The piece is performed by the photographic artist Volker Gerling, who makes flipbook portraits of people. These are unique and beautiful things, in that the subject of the image isn’t aware that instead of one shot being taken, there will in fact be 32 frames shot over 12 seconds. This produces the most magical and intimate portraits, as the truth and honesty of people’s human reactions comes out in the few seconds after they realise the shutter will not stop clicking; moments which are then animated for us by the flipbook.

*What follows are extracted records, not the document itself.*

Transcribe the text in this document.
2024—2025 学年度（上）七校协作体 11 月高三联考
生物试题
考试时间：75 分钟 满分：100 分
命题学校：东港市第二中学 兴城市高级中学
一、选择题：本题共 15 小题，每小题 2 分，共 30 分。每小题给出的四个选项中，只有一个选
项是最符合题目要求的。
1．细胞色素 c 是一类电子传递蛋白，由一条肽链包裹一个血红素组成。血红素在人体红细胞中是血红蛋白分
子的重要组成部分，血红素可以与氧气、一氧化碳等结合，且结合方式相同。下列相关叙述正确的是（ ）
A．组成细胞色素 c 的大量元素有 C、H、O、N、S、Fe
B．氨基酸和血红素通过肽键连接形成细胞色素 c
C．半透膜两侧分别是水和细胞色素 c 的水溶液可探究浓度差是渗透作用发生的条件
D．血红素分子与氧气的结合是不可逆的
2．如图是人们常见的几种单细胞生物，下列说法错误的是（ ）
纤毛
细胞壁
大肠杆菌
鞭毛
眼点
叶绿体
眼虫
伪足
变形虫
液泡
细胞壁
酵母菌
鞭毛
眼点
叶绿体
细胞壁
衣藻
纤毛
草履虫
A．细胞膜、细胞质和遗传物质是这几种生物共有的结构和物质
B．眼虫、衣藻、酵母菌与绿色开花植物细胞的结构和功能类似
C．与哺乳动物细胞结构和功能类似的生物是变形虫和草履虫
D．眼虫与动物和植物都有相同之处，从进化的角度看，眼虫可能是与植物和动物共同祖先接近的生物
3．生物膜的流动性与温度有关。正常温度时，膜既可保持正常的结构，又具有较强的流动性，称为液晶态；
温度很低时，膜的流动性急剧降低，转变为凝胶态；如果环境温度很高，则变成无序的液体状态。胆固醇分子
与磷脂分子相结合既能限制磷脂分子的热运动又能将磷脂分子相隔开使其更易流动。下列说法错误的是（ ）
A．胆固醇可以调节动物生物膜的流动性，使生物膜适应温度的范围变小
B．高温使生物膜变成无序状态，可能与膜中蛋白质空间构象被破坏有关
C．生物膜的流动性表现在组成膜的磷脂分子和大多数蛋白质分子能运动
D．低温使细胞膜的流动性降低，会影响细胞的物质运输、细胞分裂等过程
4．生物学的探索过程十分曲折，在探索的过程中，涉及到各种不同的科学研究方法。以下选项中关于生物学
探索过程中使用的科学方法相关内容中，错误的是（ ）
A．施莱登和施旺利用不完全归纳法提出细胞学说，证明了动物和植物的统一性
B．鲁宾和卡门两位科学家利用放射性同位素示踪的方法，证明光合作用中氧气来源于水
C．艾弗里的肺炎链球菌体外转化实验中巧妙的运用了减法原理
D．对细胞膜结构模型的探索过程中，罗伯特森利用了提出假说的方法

The performance is essentially the story of Gerling’s journey as a flipbook artist. We are taken from his early failed experiments, to the walking tour of Germany he undertakes each year, with a selection of flipbooks on a hawker tray, making all the money he needs by showing them to the public.
The show is very minimalist. Gerling is softly spoken, undemonstrative, but with flashes of gentle humour. I think one of the reasons this feels so much more like a lecture than a performance is Gerling’s non-theatrical manner, talking to us intimately as if he was telling his story at a dinner party to some friends.
He stands in a spotlight and holds up the flipbooks to a video camera, so that we can see them clearly projected on the back wall of the theatre. There is not a moment of sound or music in the show, which makes it feel incredibly barren and stark, but does of course allow the audience to remain uncorrupted, their emotional responses to the images pure and individual. We are also made hyper-aware of the hypnotic flipping sound as the thick pages of the flipbook are amplified by microphone.
We hear some of the stories behind the portraits he took on his travels. These are generally not very long or detailed, and tend to describe the encounter that led him to take the picture. These were the highlight of the show for me, and I think that Gerling could have made more of these stories – revealing more about the characters behind the intimate mini-animations.
This was a surprising show, unusual and very different to anything I have seen on stage before – which is a rare accolade in our derivative world. It was gentle and unchallenging in many ways, but beautiful and so much more enjoyable than a mere art exhibition.